A few years back I lost everything in a hard drive failure. :doh:

Hopefully someone can help me find one I am looking for.

It involves a woman who gets a mysterious dress that allows her to eat anything. Each time she burps she grows taller and fatter.
She eats a every thing in he house, everything in a grocery store, then the store itself.

Does anyone know anything about this story?
It would be very appreciated.
:bow:


----------



## Perry White (Apr 25, 2010)

Hmm, unfortunately I don't remember reading any story like that at all. Was it ever on this site, or was it on another writer's site?


----------



## singulari (Apr 25, 2010)

I don't remember where I got it from.

It is WG and Giantess, so I'm not sure where to look.


----------



## Mac5689 (Apr 27, 2010)

singulari said:


> A few years back I lost everything in a hard drive failure. :doh:
> 
> Hopefully someone can help me find one I am looking for.
> 
> ...



I've never read a story like that, but i have seen a cartoon that kinda fits that discription


----------



## ShammyBoy (May 5, 2010)

his is the closest thing I can think of.

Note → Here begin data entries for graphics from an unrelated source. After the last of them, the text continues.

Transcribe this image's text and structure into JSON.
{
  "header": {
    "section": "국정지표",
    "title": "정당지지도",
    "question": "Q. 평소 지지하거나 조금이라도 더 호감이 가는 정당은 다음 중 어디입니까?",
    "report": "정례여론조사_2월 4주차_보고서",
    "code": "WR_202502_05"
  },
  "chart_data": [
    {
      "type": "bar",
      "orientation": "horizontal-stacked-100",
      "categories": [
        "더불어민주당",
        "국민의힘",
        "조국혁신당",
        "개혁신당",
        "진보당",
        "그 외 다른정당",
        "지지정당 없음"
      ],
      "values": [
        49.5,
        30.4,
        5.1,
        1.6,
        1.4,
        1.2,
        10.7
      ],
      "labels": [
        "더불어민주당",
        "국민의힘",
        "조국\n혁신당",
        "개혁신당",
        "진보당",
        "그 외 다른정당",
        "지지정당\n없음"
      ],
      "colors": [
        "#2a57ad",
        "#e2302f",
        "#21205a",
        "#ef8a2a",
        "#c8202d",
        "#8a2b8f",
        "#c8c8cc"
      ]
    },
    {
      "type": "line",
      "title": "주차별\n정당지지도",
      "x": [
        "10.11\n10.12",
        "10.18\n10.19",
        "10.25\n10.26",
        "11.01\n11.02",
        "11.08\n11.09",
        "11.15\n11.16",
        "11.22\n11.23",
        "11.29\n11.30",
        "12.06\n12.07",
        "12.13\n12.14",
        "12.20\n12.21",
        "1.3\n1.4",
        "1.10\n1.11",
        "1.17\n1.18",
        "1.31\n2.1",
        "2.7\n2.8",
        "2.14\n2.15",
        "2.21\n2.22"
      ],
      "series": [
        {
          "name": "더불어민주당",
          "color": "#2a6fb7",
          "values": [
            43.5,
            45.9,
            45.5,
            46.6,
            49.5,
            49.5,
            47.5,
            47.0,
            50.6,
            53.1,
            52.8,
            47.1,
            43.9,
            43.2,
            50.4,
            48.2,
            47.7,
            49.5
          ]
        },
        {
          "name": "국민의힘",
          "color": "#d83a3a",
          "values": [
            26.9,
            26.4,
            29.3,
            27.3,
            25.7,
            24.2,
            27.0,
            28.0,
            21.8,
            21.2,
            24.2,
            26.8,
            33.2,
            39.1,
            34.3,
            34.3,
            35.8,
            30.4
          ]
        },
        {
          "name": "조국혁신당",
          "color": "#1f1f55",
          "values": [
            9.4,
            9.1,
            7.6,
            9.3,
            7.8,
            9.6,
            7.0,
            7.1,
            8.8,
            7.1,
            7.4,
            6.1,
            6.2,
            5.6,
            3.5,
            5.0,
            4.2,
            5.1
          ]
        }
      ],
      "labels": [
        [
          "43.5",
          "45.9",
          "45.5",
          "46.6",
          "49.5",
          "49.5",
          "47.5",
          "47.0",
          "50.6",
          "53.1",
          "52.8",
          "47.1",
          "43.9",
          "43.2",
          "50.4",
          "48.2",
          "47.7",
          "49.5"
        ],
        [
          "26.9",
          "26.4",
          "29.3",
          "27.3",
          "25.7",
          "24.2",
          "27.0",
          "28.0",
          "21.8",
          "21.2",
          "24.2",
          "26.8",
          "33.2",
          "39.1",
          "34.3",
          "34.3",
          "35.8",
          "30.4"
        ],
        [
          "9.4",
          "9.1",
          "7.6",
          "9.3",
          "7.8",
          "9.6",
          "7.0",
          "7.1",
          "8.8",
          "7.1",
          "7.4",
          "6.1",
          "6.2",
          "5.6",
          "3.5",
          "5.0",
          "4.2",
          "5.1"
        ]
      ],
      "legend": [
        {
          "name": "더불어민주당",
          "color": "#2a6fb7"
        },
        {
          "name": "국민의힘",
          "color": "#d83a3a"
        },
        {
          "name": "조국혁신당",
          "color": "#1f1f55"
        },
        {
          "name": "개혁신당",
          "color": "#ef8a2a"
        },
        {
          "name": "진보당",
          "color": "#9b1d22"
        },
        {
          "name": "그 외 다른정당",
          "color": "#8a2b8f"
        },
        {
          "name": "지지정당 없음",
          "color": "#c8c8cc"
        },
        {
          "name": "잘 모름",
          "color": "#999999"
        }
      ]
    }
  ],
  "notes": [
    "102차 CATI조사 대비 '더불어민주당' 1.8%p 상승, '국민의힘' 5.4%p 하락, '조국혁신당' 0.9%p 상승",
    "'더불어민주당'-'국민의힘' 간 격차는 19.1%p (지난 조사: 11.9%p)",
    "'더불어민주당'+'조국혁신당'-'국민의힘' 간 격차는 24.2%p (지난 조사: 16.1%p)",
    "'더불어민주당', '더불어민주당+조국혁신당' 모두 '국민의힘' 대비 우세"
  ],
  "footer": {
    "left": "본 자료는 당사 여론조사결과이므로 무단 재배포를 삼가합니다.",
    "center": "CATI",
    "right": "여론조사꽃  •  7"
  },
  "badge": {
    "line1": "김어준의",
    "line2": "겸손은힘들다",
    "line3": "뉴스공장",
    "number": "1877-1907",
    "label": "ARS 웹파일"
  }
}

In the library it is listed as part one so maybe it was completed elsewhere with what you remember

http://www.dimensionsmagazine.com/Weight_Room/stories/fun_size.html


----------



## Rebel (Dec 23, 2012)

The bit about being trapped in a supermarket and eating everything in it really does sound familiar, and really old... I'm thinking that it may have been written around the same time that Melanie Bell (miss her!) was writing...
I know that this isn't really helpful, but maybe it will help to at least make you think that you aren't crazy...


----------



## silentbob (Jan 16, 2013)

Rebel said:


> The bit about being trapped in a supermarket and eating everything in it really does sound familiar, and really old... I'm thinking that it may have been written around the same time that Melanie Bell (miss her!) was writing...
> I know that this isn't really helpful, but maybe it will help to at least make you think that you aren't crazy...



Well there is Tipping the Scales of Justice, by Melanie Bell...
http://www.dimensionsmagazine.com/dimtext/stories/melanie/tip/MB-Tip01.html


----------